KOPF DES TAGES
Schlüsselfrau im Kampf gegen die Corona-Krise
Französischen Politikern wird nachgesagt, sie täten sich schwer, ihre Positionen auf internationaler Bühne mit aller Finesse auf Englisch zu vertreten. Wenn es eines personifizierten Beweises bedürfte, dieses Vorurteil zu widerlegen, dann ist Christine Lagarde wohl die erste Wahl, wie so oft in ihrer beinahe makellosen Karriere.

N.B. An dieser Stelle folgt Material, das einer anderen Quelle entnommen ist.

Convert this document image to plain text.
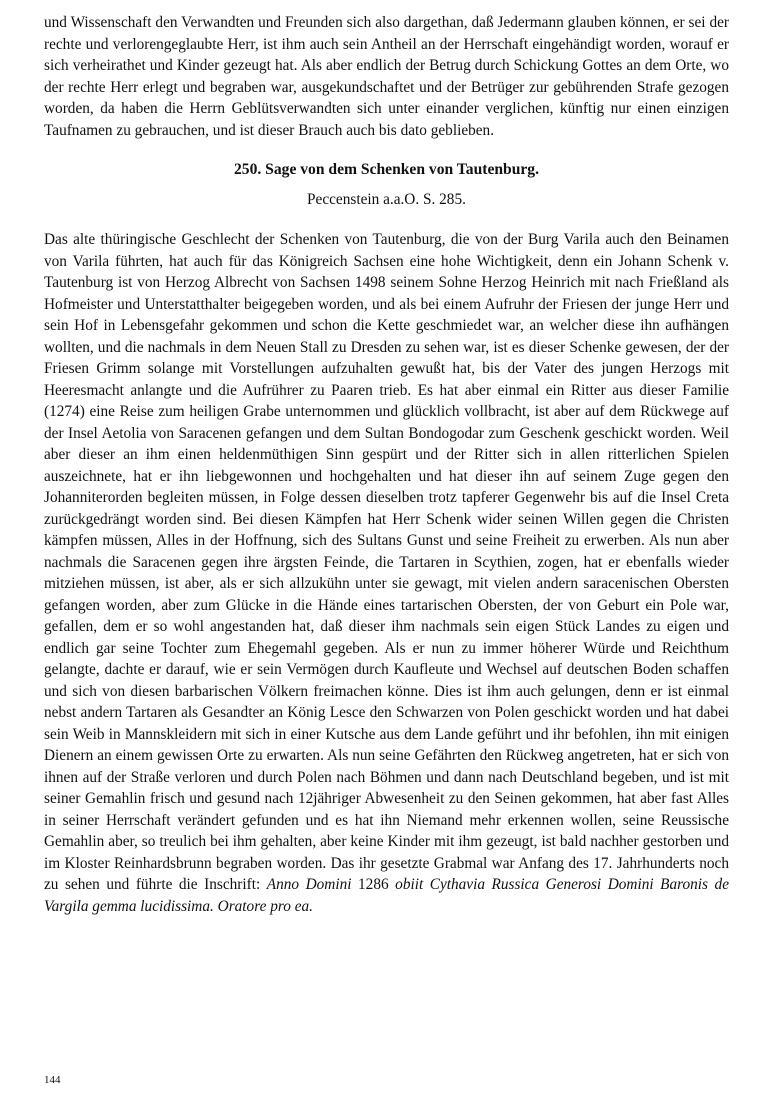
und Wissenschaft den Verwandten und Freunden sich also dargethan, daß Jedermann glauben können, er sei der rechte und verlorengeglaubte Herr, ist ihm auch sein Antheil an der Herrschaft eingehändigt worden, worauf er sich verheirathet und Kinder gezeugt hat. Als aber endlich der Betrug durch Schickung Gottes an dem Orte, wo der rechte Herr erlegt und begraben war, ausgekundschaftet und der Betrüger zur gebührenden Strafe gezogen worden, da haben die Herrn Geblütsverwandten sich unter einander verglichen, künftig nur einen einzigen Taufnamen zu gebrauchen, und ist dieser Brauch auch bis dato geblieben.

250. Sage von dem Schenken von Tautenburg.
Peccenstein a.a.O. S. 285.

Das alte thüringische Geschlecht der Schenken von Tautenburg, die von der Burg Varila auch den Beinamen von Varila führten, hat auch für das Königreich Sachsen eine hohe Wichtigkeit, denn ein Johann Schenk v. Tautenburg ist von Herzog Albrecht von Sachsen 1498 seinem Sohne Herzog Heinrich mit nach Frießland als Hofmeister und Unterstatthalter beigegeben worden, und als bei einem Aufruhr der Friesen der junge Herr und sein Hof in Lebensgefahr gekommen und schon die Kette geschmiedet war, an welcher diese ihn aufhängen wollten, und die nachmals in dem Neuen Stall zu Dresden zu sehen war, ist es dieser Schenke gewesen, der der Friesen Grimm solange mit Vorstellungen aufzuhalten gewußt hat, bis der Vater des jungen Herzogs mit Heeresmacht anlangte und die Aufrührer zu Paaren trieb. Es hat aber einmal ein Ritter aus dieser Familie (1274) eine Reise zum heiligen Grabe unternommen und glücklich vollbracht, ist aber auf dem Rückwege auf der Insel Aetolia von Saracenen gefangen und dem Sultan Bondogodar zum Geschenk geschickt worden. Weil aber dieser an ihm einen heldenmüthigen Sinn gespürt und der Ritter sich in allen ritterlichen Spielen auszeichnete, hat er ihn liebgewonnen und hochgehalten und hat dieser ihn auf seinem Zuge gegen den Johanniterorden begleiten müssen, in Folge dessen dieselben trotz tapferer Gegenwehr bis auf die Insel Creta zurückgedrängt worden sind. Bei diesen Kämpfen hat Herr Schenk wider seinen Willen gegen die Christen kämpfen müssen, Alles in der Hoffnung, sich des Sultans Gunst und seine Freiheit zu erwerben. Als nun aber nachmals die Saracenen gegen ihre ärgsten Feinde, die Tartaren in Scythien, zogen, hat er ebenfalls wieder mitziehen müssen, ist aber, als er sich allzukühn unter sie gewagt, mit vielen andern saracenischen Obersten gefangen worden, aber zum Glücke in die Hände eines tartarischen Obersten, der von Geburt ein Pole war, gefallen, dem er so wohl angestanden hat, daß dieser ihm nachmals sein eigen Stück Landes zu eigen und endlich gar seine Tochter zum Ehegemahl gegeben. Als er nun zu immer höherer Würde und Reichthum gelangte, dachte er darauf, wie er sein Vermögen durch Kaufleute und Wechsel auf deutschen Boden schaffen und sich von diesen barbarischen Völkern freimachen könne. Dies ist ihm auch gelungen, denn er ist einmal nebst andern Tartaren als Gesandter an König Lesce den Schwarzen von Polen geschickt worden und hat dabei sein Weib in Mannskleidern mit sich in einer Kutsche aus dem Lande geführt und ihr befohlen, ihn mit einigen Dienern an einem gewissen Orte zu erwarten. Als nun seine Gefährten den Rückweg angetreten, hat er sich von ihnen auf der Straße verloren und durch Polen nach Böhmen und dann nach Deutschland begeben, und ist mit seiner Gemahlin frisch und gesund nach 12jähriger Abwesenheit zu den Seinen gekommen, hat aber fast Alles in seiner Herrschaft verändert gefunden und es hat ihn Niemand mehr erkennen wollen, seine Reussische Gemahlin aber, so treulich bei ihm gehalten, aber keine Kinder mit ihm gezeugt, ist bald nachher gestorben und im Kloster Reinhardsbrunn begraben worden. Das ihr gesetzte Grabmal war Anfang des 17. Jahrhunderts noch zu sehen und führte die Inschrift: Anno Domini 1286 obiit Cythavia Russica Generosi Domini Baronis de Vargila gemma lucidissima. Oratore pro ea.

144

Seit vergangenem November steht sie als Präsidentin an der Spitze der Europäischen Zentralbank, als erste Frau in diesem Amt. Sie gehört zu den wichtigsten Personen der Welt, um die EU und Europa aus der größten Wirtschaftskrise zu führen.
Die komplexen Zusammenhänge der EZB-Interventionen zur Stärkung der Eurozone so zu erklären, dass es auch einfache Bürger verstehen, hat sie sich vorgenommen. Die elegante 64-Jährige tut dies so perfekt zweisprachig, souverän und trittsicher, sodass auch die letzten Kritiker an ihrer Nominierung durch Staatspräsident Emmanuel Macron verstummt sind. Auch dann, wenn sie umstrittene riesige Ankäufe von Staatsanleihen zur Stabilisierung der Eurozone ankündigt wie vergangene Woche. Der Name Lagarde steht für Klarheit, Seriosität, aber auch für Härte, Disziplin, Verhandlungsgeschick – auf beiden Seiten des Atlantiks.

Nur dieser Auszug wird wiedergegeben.